A Wink and a Smile
By Nick Pinkerton

Avenue Montaigne
Dir. Danièle Thompso, France, THINKFilm

I doubt that anyone will ever match the balanced stridency and sentimentality that Jonathan Richman’s song “Give Paris One More Chance” manages as a bursting, corny catalog of everything right about “the home of Piaf and Chevalier,” but Avenue Montaigne takes a crack. The film's helmed by Danièle Thompson, a relative latecomer to direction but a professional screenwriter since 1966, with a resume that covers all of subsequent popular French cinema. I mean popular, not acclaimed: she had a hand in the eighties teen romp La Boum, the generational impact of which in France was at the seismic level of John Hughes—if you think, based on the art-house stuff that makes it stateside, that the average French moviegoer is a creature of immaculate, elevated taste, think again. Having worked at a video store, I can testify that La Boum still out-rents Claire Denis films by a 1000:1 margin among Francophones.

Gamine Jessica (Cécile de France) hits Paris fresh from Burgundy, where she's been looking in on her grandmother (Suzanne Flon). Once arrived, she finds work at the Café des Arts, a brasserie which draws a brisk business from show folk at the adjacent Théâtre des Champs-Élysées (that the Café is a last anachronistic holdover in a neighborhood given over to expensive boutiques deeper establishes the movie's keen nostalgia). Going about her duties, our girl finds herself brushing up against a host of artists and aesthetes, all of them poised at important life junctions: Jean-Francois (Albert Dupontel), a concert pianist whose aversion to the ceremonial strictures of the tour circuit has reached breaking point, and his despairing manager/ wife (Laura Morante); Jacques (Claude Brasseur), an aging and secretly stricken art collector preparing to set his life's work on the auction block, at odds with his professor son (Christopher Thompson, the director’s son, who co-wrote the script); Catherine (Valérie Lemercier), an already spread-thin TV actress getting ready to open a Feydeau production and feverishly selling herself to play Simone de Beauvoir for a high-profile American director (Sydney Pollack), this when not stealing naps with a close-to-retirement concierge (chanteuse-actress Dani) steeped in decades of backstage lore.

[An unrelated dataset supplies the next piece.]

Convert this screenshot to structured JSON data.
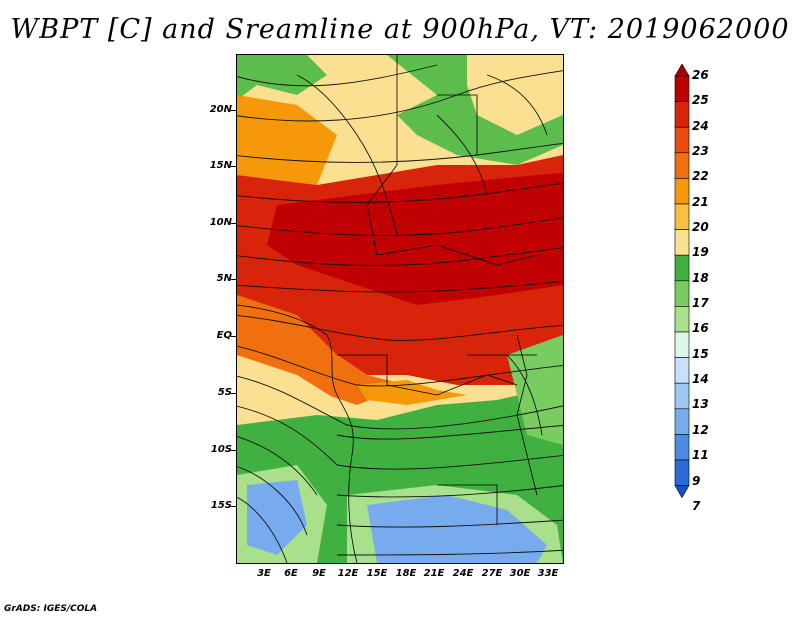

Thompson keeps her cast crisscrossing as three concurrent big nights approach: Jean-Francois's concert, Jacques's auction, and Catherine's opening night. If everything doesn't get nicely bundled up by the time the credits descend, at least everyone seems marginally happier. The movie—relentlessly namedropping, soundtrack laced with Aznavour, Gilbert Bécaud—invests heavily in the idea of eternal Parisian glamour and creative fecundity; an early sense of continuum is established between Jessica and her grandmother, who predicts Jessica's adventure by incessant talk of her own younger days, spent basking in the cosmopolitan aura. Some poignancy comes with the presence of Flon, a six-decade stage and screen veteran, who died shortly after shooting; the film is dedicated to her, and though her role is small, her potent hardscrabble backstory and inherent air of history suffuses the film. She gets the movie’s last lines, a shamelessly sentimental coda that must be accepted as a curtain call.

Avenue Montaigne was chosen as France's representative for the 2006 Oscars, which seems proper; it’s nobody's idea of a masterpiece, but it shows off Paris in a faintly enchanted light that could make Parisians proud, and make others want to visit. The craftsmanship is unexceptional, with the use of Scope particularly inexplicable, and the film’s finally more pleasant than funny—you could call it fluff and you'd be right. But it stays within its own modest boundaries, so why get peevish? Thompson's relaxed, tender way with actors helps: Cécile de France knows that all she has to do is smile, and she does her part dazzlingly.